Впрочем, что мне за дело до всего этого? — оборвала я свои размышления на темы национальной сублимации.
И пошла себе дальше по Нуэве-де-Хулио. Миновав здание оперы «Колон», я вдруг поняла, почему Буэнос-Айрес называют Парижем Южной Америки. Аргентинцы действительно неплохо потрудились! Ведь достаточно одного взгляда, чтобы увидеть: практически везде тут царит плагиат с европейской архитектуры. Эклектическая смесь изящества и безвкусицы тонула в чаду и грохоте автомагистрали: кокетливо украшенные дворцы, ужасающие фашистские постройки, новые современные строения из стекла и стали, которые уже начали ветшать, каменные фасады их столетних соседей, не постаревшие ни на день. И всюду яркие огни и гигантские рекламные щиты, придающие ощущение целостности этому пейзажу, состоящему из порядка и хаоса, небрежности и ограничений, пошлости и великолепия.
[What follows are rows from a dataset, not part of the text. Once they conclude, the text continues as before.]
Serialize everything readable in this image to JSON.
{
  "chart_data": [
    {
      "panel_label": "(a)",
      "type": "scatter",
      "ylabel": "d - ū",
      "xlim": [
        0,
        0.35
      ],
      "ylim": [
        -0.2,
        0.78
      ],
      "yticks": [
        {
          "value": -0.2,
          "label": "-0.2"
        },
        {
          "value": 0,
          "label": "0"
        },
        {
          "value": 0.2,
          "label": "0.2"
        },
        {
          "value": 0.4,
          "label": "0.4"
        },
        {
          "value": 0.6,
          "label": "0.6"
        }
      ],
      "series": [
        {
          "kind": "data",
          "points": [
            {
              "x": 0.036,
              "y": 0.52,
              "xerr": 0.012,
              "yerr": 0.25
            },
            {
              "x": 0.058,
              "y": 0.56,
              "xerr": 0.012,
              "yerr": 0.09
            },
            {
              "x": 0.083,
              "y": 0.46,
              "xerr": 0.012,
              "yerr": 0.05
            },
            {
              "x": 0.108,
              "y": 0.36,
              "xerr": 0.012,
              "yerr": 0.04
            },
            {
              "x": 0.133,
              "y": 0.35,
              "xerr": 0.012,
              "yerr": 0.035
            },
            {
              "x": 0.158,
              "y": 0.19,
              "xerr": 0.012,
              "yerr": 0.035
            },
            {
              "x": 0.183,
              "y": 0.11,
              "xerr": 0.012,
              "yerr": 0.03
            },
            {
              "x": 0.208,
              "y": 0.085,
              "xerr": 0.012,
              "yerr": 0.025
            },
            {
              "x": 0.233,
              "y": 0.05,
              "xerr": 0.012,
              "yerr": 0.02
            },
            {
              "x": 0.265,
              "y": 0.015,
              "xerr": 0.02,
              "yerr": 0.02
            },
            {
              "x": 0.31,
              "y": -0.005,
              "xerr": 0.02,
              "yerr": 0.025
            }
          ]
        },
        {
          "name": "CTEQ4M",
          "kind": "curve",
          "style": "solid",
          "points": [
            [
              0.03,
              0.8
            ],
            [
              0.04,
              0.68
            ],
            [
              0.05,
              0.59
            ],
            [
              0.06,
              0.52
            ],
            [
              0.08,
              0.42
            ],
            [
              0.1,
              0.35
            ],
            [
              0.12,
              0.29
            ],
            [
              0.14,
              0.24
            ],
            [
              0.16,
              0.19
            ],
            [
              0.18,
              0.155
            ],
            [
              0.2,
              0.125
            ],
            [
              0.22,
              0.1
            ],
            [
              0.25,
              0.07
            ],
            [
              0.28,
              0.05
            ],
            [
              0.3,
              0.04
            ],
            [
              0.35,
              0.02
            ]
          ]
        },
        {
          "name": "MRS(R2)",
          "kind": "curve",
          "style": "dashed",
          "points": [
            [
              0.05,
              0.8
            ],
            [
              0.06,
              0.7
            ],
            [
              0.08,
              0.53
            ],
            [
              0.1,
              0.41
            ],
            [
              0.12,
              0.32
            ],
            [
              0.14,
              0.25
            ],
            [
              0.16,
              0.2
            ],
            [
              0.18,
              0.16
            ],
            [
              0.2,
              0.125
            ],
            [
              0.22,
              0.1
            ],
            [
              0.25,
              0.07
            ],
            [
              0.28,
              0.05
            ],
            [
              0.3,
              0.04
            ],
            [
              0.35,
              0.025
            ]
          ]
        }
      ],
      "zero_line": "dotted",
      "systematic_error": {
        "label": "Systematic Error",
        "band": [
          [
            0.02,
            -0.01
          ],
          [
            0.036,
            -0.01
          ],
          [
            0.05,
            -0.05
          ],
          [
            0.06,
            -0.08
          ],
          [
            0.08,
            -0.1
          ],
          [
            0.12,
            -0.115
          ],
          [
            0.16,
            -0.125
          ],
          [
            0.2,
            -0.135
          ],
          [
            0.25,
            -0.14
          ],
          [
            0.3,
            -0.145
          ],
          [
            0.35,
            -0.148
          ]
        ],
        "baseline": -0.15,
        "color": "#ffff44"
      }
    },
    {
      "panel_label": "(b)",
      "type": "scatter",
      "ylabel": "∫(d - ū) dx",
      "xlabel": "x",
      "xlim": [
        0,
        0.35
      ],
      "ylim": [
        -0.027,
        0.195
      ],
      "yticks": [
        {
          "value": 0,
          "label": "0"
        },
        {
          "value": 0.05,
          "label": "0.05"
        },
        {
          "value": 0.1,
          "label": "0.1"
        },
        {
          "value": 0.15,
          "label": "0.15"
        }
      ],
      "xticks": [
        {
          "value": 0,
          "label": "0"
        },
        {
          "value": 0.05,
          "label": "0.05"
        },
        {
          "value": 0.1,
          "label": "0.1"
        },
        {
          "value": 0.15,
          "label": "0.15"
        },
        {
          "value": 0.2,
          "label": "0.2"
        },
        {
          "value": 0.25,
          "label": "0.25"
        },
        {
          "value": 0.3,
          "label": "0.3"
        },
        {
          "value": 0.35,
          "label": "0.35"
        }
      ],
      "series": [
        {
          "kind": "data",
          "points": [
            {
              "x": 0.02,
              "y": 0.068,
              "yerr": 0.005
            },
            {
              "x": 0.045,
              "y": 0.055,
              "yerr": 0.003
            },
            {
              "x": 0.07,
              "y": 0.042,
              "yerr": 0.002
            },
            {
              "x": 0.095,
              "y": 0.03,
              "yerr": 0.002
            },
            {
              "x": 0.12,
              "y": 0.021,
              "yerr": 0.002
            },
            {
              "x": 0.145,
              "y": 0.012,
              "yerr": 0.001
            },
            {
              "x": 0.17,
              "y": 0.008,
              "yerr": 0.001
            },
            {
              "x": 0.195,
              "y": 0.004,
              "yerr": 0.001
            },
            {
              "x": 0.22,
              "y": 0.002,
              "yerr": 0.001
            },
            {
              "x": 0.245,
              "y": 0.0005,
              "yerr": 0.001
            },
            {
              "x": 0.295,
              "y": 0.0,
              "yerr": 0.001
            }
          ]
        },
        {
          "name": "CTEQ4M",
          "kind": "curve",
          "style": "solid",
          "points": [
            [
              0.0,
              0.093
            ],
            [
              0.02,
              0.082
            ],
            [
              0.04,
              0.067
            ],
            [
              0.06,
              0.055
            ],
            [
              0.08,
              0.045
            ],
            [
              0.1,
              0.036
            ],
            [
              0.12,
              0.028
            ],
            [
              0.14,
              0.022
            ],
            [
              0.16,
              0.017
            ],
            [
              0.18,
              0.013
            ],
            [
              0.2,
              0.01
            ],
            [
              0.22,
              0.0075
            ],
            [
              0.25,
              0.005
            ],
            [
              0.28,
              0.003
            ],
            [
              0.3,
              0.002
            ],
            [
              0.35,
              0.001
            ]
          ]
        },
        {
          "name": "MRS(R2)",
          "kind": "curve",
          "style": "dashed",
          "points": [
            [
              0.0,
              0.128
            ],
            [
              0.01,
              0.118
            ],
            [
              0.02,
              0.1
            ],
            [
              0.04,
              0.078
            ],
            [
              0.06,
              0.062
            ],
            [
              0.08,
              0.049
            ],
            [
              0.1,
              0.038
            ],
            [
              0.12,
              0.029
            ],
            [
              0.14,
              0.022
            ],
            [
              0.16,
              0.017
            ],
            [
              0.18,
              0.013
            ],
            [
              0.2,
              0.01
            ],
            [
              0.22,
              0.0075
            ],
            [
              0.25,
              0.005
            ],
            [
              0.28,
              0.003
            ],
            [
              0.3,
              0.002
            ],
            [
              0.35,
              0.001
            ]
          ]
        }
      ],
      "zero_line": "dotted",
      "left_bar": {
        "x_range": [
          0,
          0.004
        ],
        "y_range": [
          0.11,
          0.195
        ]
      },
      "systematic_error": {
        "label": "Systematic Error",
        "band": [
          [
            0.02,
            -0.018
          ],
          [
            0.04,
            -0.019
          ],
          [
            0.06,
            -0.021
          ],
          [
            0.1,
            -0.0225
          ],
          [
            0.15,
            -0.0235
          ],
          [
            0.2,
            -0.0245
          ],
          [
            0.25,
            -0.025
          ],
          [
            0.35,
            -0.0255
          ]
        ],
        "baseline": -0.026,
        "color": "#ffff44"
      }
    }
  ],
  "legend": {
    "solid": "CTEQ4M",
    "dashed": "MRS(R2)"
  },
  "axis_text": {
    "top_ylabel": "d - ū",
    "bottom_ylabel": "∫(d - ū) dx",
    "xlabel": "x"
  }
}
Прежде чем действительность окончательно обрушилась на меня, я уже оказалась на улице Корриентес. Она напомнила мне Бродвей: везде толпы народу. Люди лениво выходят из книжных лавок, театров, кинотеатров или наслаждаются сидением в кафе и ресторанах, которых тут по меньшей мере пара на каждый квартал, и в каждом столько посетителей, что кафе чуть не лопаются, и это в среду, в четыре часа дня. Речь не о крошечных кафе или ресторанах. Эти заведения могли вместить не меньше сотни человек. Сестра когда-то рассказывала, что Аргентина была одной из четырех самых богатых стран в мире, пока не пришла в упадок при правлении Перона. Как будто бы даже бытовала французская поговорка «быть богатым, как аргентинец». Что ж, здесь люди, видимо, по-прежнему нешуточно обеспечены. Иначе как еще можно объяснить, что в этом городе никто не занимается работой, а все только проводят время в кафе, даже в четыре часа дня в середине недели? Или я что-то неправильно понимаю?
13 января 1997 года
Сегодня я пошла на свой первый танцевальный урок в «Академию де танго», расположенную в очаровательном (хоть и немного обшарпанном) здании начала века на улице Каллао, что по соседству со зданием конгресса.
Не могу не признать: поначалу я слегка нервничала. Или, может быть, мурашки и трясущиеся конечности были признаком воодушевления, смешанного с нетерпением. Мне так хотелось поскорее научиться танцевать танго, что у меня перехватывало горло, как в ту ночь, когда я во все глаза наблюдала за Роберто и Мечи в клубе «Алмагро».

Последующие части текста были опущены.